Our first stop was Hong Kong, where we stayed in a hotel on the island. As a doctor, Dad knew a lot of medical suppliers who were ever-willing to show us around. I remember the Star Ferry rides most of all and enjoyed them so much that I kept asking to go to shops in Kowloon, just to be able to take them. I wish I could remember what else we saw there or what we ate, but my memory of my first visit to Hong Kong was just of shops and crossing that very busy harbour.
Before we left on the trip, my mother had given me instructions on what to do while travelling with Dad. One was that I had to wash his drip-dry shirts every evening and hang them up in the bathroom to dry. This was a duty I took seriously. I don’t know what I did with my own clothes, although I am fairly sure I packed much lighter than I do today. It was fun to share a room with my Dad even though he used to tease me a lot because my nightly ritual included diligently writing in my diary. Too bad those records of our trip have been lost in time.
From Hong Kong we flew to Tokyo. I think we had a transit stop in Taiwan, because the Cathay Pacific flight seemed very long. As we approached Osaka International Airport, I started to feel clammy and sweaty.

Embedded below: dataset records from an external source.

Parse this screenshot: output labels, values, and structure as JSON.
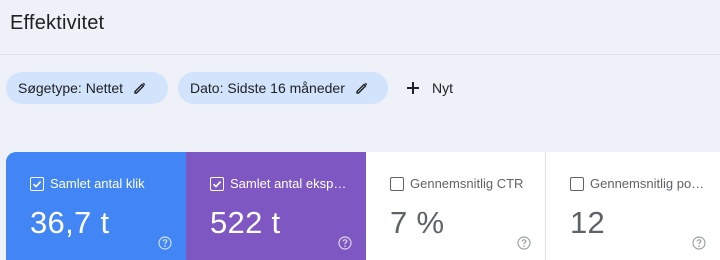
{
  "header": {
    "title": "Effektivitet"
  },
  "filters": {
    "chips": [
      {
        "label": "Søgetype: Nettet",
        "icon": "pencil-icon"
      },
      {
        "label": "Dato: Sidste 16 måneder",
        "icon": "pencil-icon"
      }
    ],
    "new_label": "Nyt"
  },
  "metrics": [
    {
      "label": "Samlet antal klik",
      "value": "36,7 t",
      "checked": true,
      "color": "#4285f4"
    },
    {
      "label": "Samlet antal eksp…",
      "value": "522 t",
      "checked": true,
      "color": "#7e57c2"
    },
    {
      "label": "Gennemsnitlig CTR",
      "value": "7 %",
      "checked": false,
      "color": "#ffffff"
    },
    {
      "label": "Gennemsnitlig po…",
      "value": "12",
      "checked": false,
      "color": "#ffffff"
    }
  ]
}
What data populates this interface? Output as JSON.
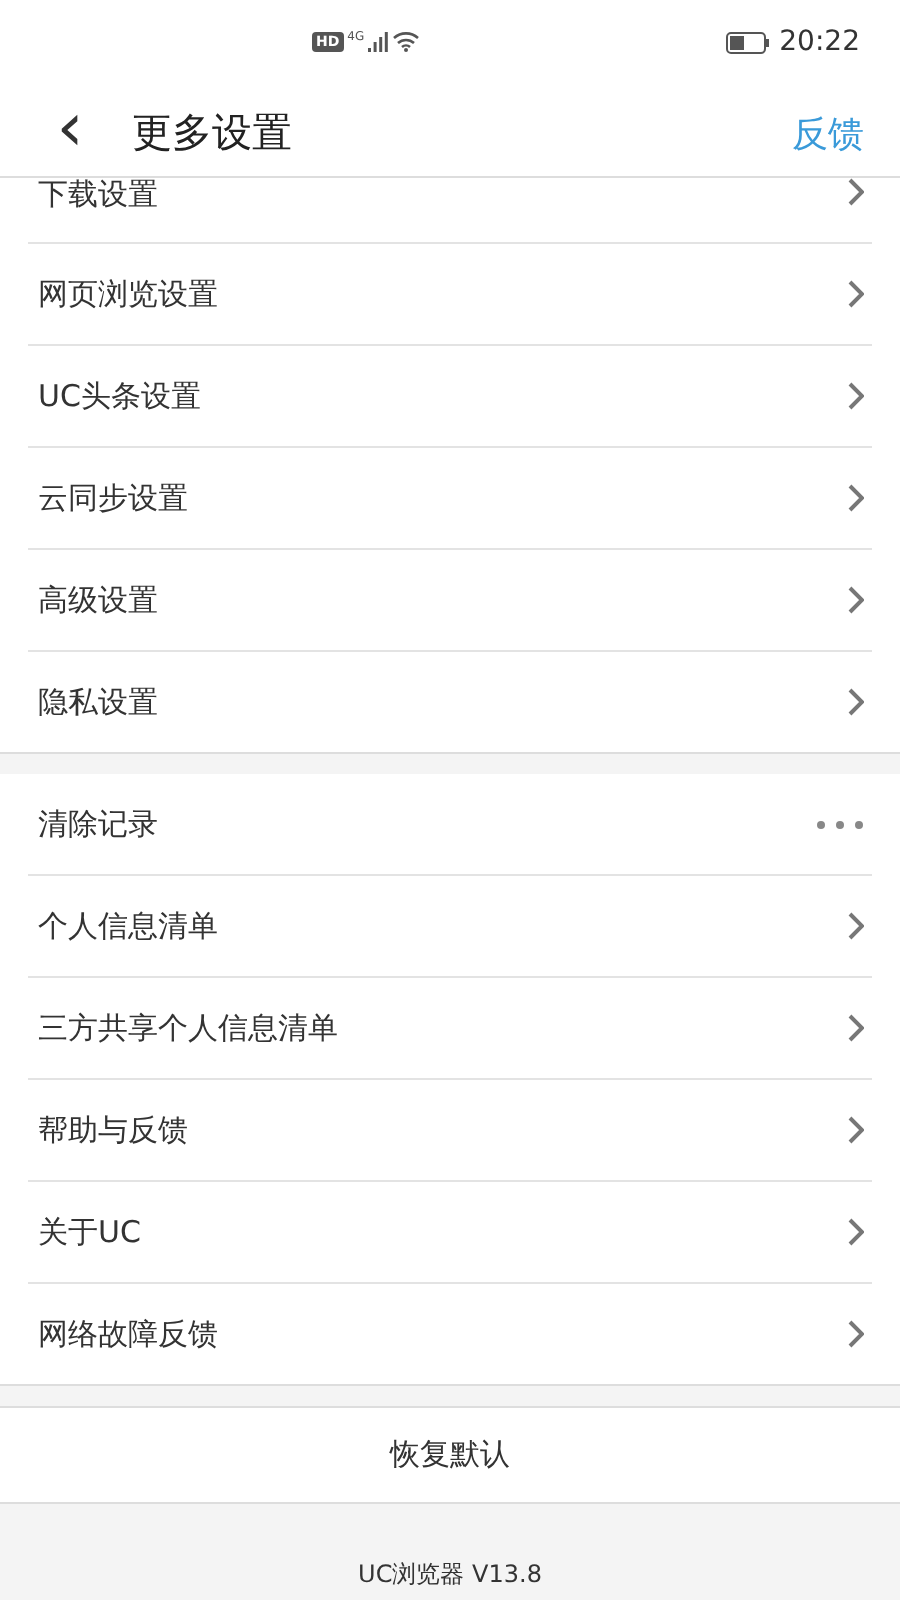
{
  "status_bar": {
    "hd": "HD",
    "network": "4G",
    "time": "20:22"
  },
  "header": {
    "back": "‹",
    "title": "更多设置",
    "action": "反馈"
  },
  "groups": [
    {
      "items": [
        {
          "label": "下载设置",
          "kind": "chevron",
          "partial": true
        },
        {
          "label": "网页浏览设置",
          "kind": "chevron"
        },
        {
          "label": "UC头条设置",
          "kind": "chevron"
        },
        {
          "label": "云同步设置",
          "kind": "chevron"
        },
        {
          "label": "高级设置",
          "kind": "chevron"
        },
        {
          "label": "隐私设置",
          "kind": "chevron"
        }
      ]
    },
    {
      "items": [
        {
          "label": "清除记录",
          "kind": "more"
        },
        {
          "label": "个人信息清单",
          "kind": "chevron"
        },
        {
          "label": "三方共享个人信息清单",
          "kind": "chevron"
        },
        {
          "label": "帮助与反馈",
          "kind": "chevron"
        },
        {
          "label": "关于UC",
          "kind": "chevron"
        },
        {
          "label": "网络故障反馈",
          "kind": "chevron"
        }
      ]
    }
  ],
  "reset_button": "恢复默认",
  "version": "UC浏览器 V13.8"
}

My stomach started churning and I gripped Dad’s hand. He was quick to assess the situation and managed to reach for the vomit bag just in time for me to throw up at touchdown. Not a great start to the Japan phase of our holiday.
But this trip must have sown the seeds of my love for Japan later in life. Again, a medical supply representative, Mr Hasegawa, took care of us. He took us up to the hill resort of Hakone to visit the hot springs one day, a day trip I later revisited with my own daughter some 40 years later. One of the visits was to a park where we joined a tour group to watch a tea ceremony. I could not believe that anyone would drink that thick bitter tea. But the good thing was that there was a Spanish man in the group who had a son about my age named Miguel. Lots of shy smiles were exchanged. Then the father asked Dad if I was his wife…

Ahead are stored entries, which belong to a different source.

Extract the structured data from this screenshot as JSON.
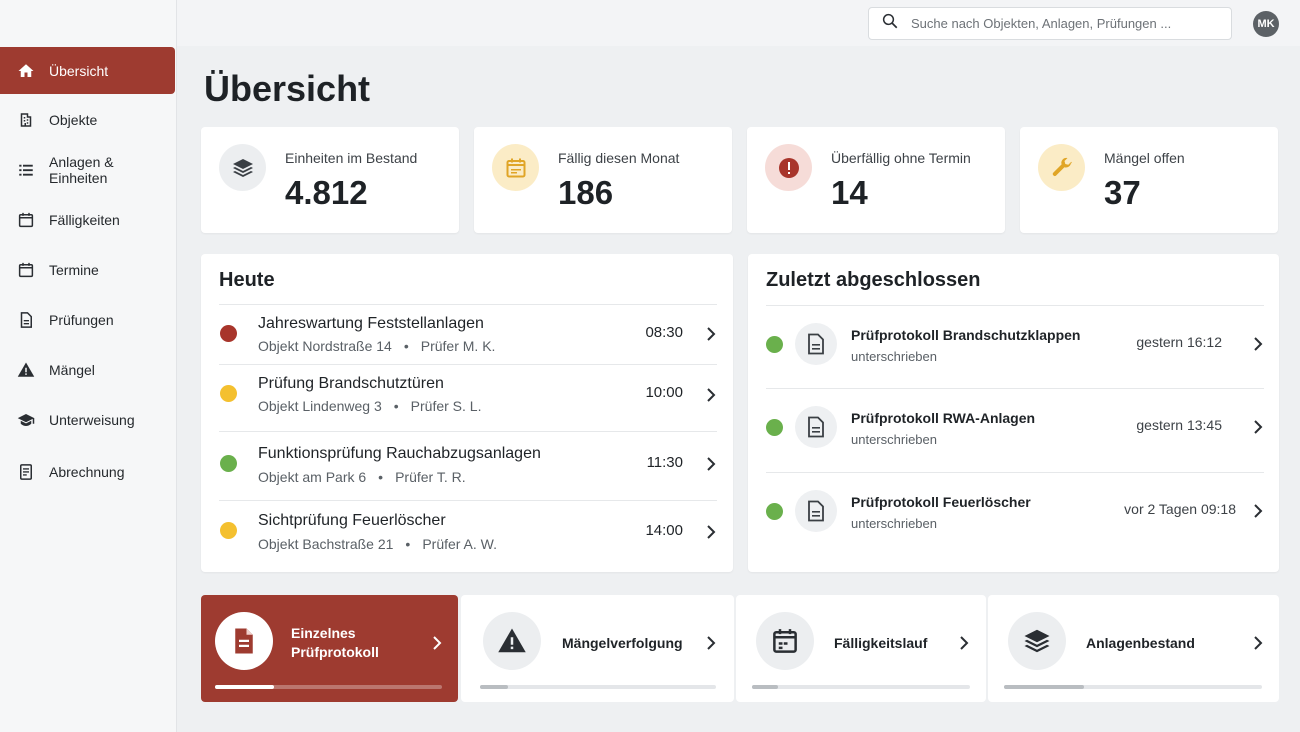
{
  "sidebar": {
    "items": [
      {
        "label": "Übersicht",
        "icon": "home-icon",
        "active": true
      },
      {
        "label": "Objekte",
        "icon": "building-icon"
      },
      {
        "label": "Anlagen & Einheiten",
        "icon": "list-icon"
      },
      {
        "label": "Fälligkeiten",
        "icon": "calendar-icon"
      },
      {
        "label": "Termine",
        "icon": "calendar-icon"
      },
      {
        "label": "Prüfungen",
        "icon": "document-icon"
      },
      {
        "label": "Mängel",
        "icon": "warning-icon"
      },
      {
        "label": "Unterweisung",
        "icon": "graduation-cap-icon"
      },
      {
        "label": "Abrechnung",
        "icon": "receipt-icon"
      }
    ]
  },
  "header": {
    "search_placeholder": "Suche nach Objekten, Anlagen, Prüfungen ...",
    "avatar_initials": "MK"
  },
  "page": {
    "title": "Übersicht"
  },
  "stats": [
    {
      "label": "Einheiten im Bestand",
      "value": "4.812",
      "icon": "layers-icon",
      "bg": "#eceef0",
      "fg": "#3a3f44"
    },
    {
      "label": "Fällig diesen Monat",
      "value": "186",
      "icon": "calendar-icon",
      "bg": "#fbecc6",
      "fg": "#e0a526"
    },
    {
      "label": "Überfällig ohne Termin",
      "value": "14",
      "icon": "alert-circle-icon",
      "bg": "#f6dcd8",
      "fg": "#a8352b"
    },
    {
      "label": "Mängel offen",
      "value": "37",
      "icon": "wrench-icon",
      "bg": "#fbecc6",
      "fg": "#e0a526"
    }
  ],
  "today": {
    "title": "Heute",
    "items": [
      {
        "title": "Jahreswartung Feststellanlagen",
        "object": "Objekt Nordstraße 14",
        "inspector": "Prüfer M. K.",
        "time": "08:30",
        "status_color": "#a8352b"
      },
      {
        "title": "Prüfung Brandschutztüren",
        "object": "Objekt Lindenweg 3",
        "inspector": "Prüfer S. L.",
        "time": "10:00",
        "status_color": "#f4c02f"
      },
      {
        "title": "Funktionsprüfung Rauchabzugsanlagen",
        "object": "Objekt am Park 6",
        "inspector": "Prüfer T. R.",
        "time": "11:30",
        "status_color": "#6ab04c"
      },
      {
        "title": "Sichtprüfung Feuerlöscher",
        "object": "Objekt Bachstraße 21",
        "inspector": "Prüfer A. W.",
        "time": "14:00",
        "status_color": "#f4c02f"
      }
    ],
    "separator": "•"
  },
  "recent": {
    "title": "Zuletzt abgeschlossen",
    "items": [
      {
        "title": "Prüfprotokoll Brandschutzklappen",
        "subtitle": "unterschrieben",
        "when": "gestern 16:12",
        "status_color": "#6ab04c"
      },
      {
        "title": "Prüfprotokoll RWA-Anlagen",
        "subtitle": "unterschrieben",
        "when": "gestern 13:45",
        "status_color": "#6ab04c"
      },
      {
        "title": "Prüfprotokoll Feuerlöscher",
        "subtitle": "unterschrieben",
        "when": "vor 2 Tagen 09:18",
        "status_color": "#6ab04c"
      }
    ]
  },
  "quick_actions": [
    {
      "label_line1": "Einzelnes",
      "label_line2": "Prüfprotokoll",
      "icon": "document-icon",
      "active": true,
      "progress": 0.26
    },
    {
      "label_line1": "Mängelverfolgung",
      "label_line2": "",
      "icon": "warning-icon",
      "active": false,
      "progress": 0.12
    },
    {
      "label_line1": "Fälligkeitslauf",
      "label_line2": "",
      "icon": "calendar-icon",
      "active": false,
      "progress": 0.12
    },
    {
      "label_line1": "Anlagenbestand",
      "label_line2": "",
      "icon": "layers-icon",
      "active": false,
      "progress": 0.31
    }
  ],
  "colors": {
    "accent": "#9e3b30",
    "green": "#6ab04c",
    "yellow": "#f4c02f",
    "red": "#a8352b"
  }
}
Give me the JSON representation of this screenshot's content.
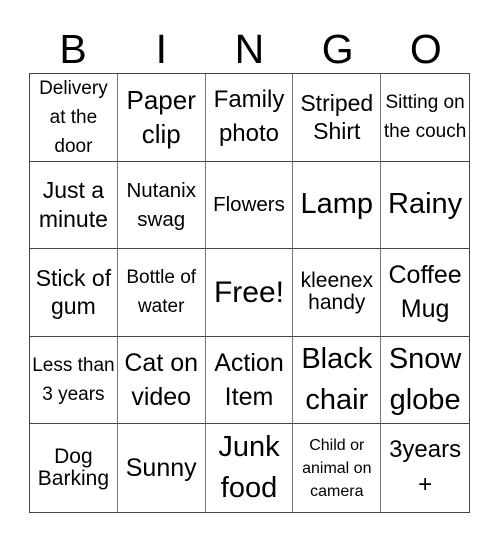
{
  "header": {
    "letters": [
      "B",
      "I",
      "N",
      "G",
      "O"
    ]
  },
  "grid": {
    "rows": [
      [
        "Delivery at the door",
        "Paper clip",
        "Family photo",
        "Striped Shirt",
        "Sitting on the couch"
      ],
      [
        "Just a minute",
        "Nutanix swag",
        "Flowers",
        "Lamp",
        "Rainy"
      ],
      [
        "Stick of gum",
        "Bottle of water",
        "Free!",
        "kleenex handy",
        "Coffee Mug"
      ],
      [
        "Less than 3 years",
        "Cat on video",
        "Action Item",
        "Black chair",
        "Snow globe"
      ],
      [
        "Dog Barking",
        "Sunny",
        "Junk food",
        "Child or animal on camera",
        "3years +"
      ]
    ]
  }
}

Dad thought it was hilarious. “Either you look old, or I look very young!” he said, gleefully. I sulked for the rest of the day. But I omitted that part when I told the story to my friends back home, embellishing it with a bit more romance than it actually had.
Memories to cherish
That holiday was my first and last father-daughter trip, but it remains forever etched in my memory. There can’t be many things more thrilling for a 16-year-old girl than to travel with her father and be treated as a grown-up throughout. My Dad was indulgent, patiently waiting for me to make up my mind about what to buy in shops. I still remember buying cute little mirrors for friends and a big straw hat for me, one I probably never wore again.
We walked everywhere even though I had only a pair of platform sandals that I miraculously never twisted my ankle on. In the early 70s, fashionable sneakers had not been invented yet. I wore dresses everywhere, since I owned no jeans and t-shirts. And Dad wore his drip-dry shirts, smart trousers, and proper shoes.
As a mother myself, I tried to recreate that experience with my two daughters, though not always as successfully. Young people today start travelling much earlier than we used to, and perhaps take it much more for granted. Dad intended our trips, whether as a family or just with me, as something to be valued because we had to earn them. And also as a way of opening our eyes to a world much larger and more diverse than our own home surroundings. I think that’s what has made me love travel ever since.
For that love, my gratitude goes to Dad, whose eyes were always set on the horizon and who insisted that his children focused on the bigger picture too. Thanks for that gift, Dad, and Happy Father’s Day!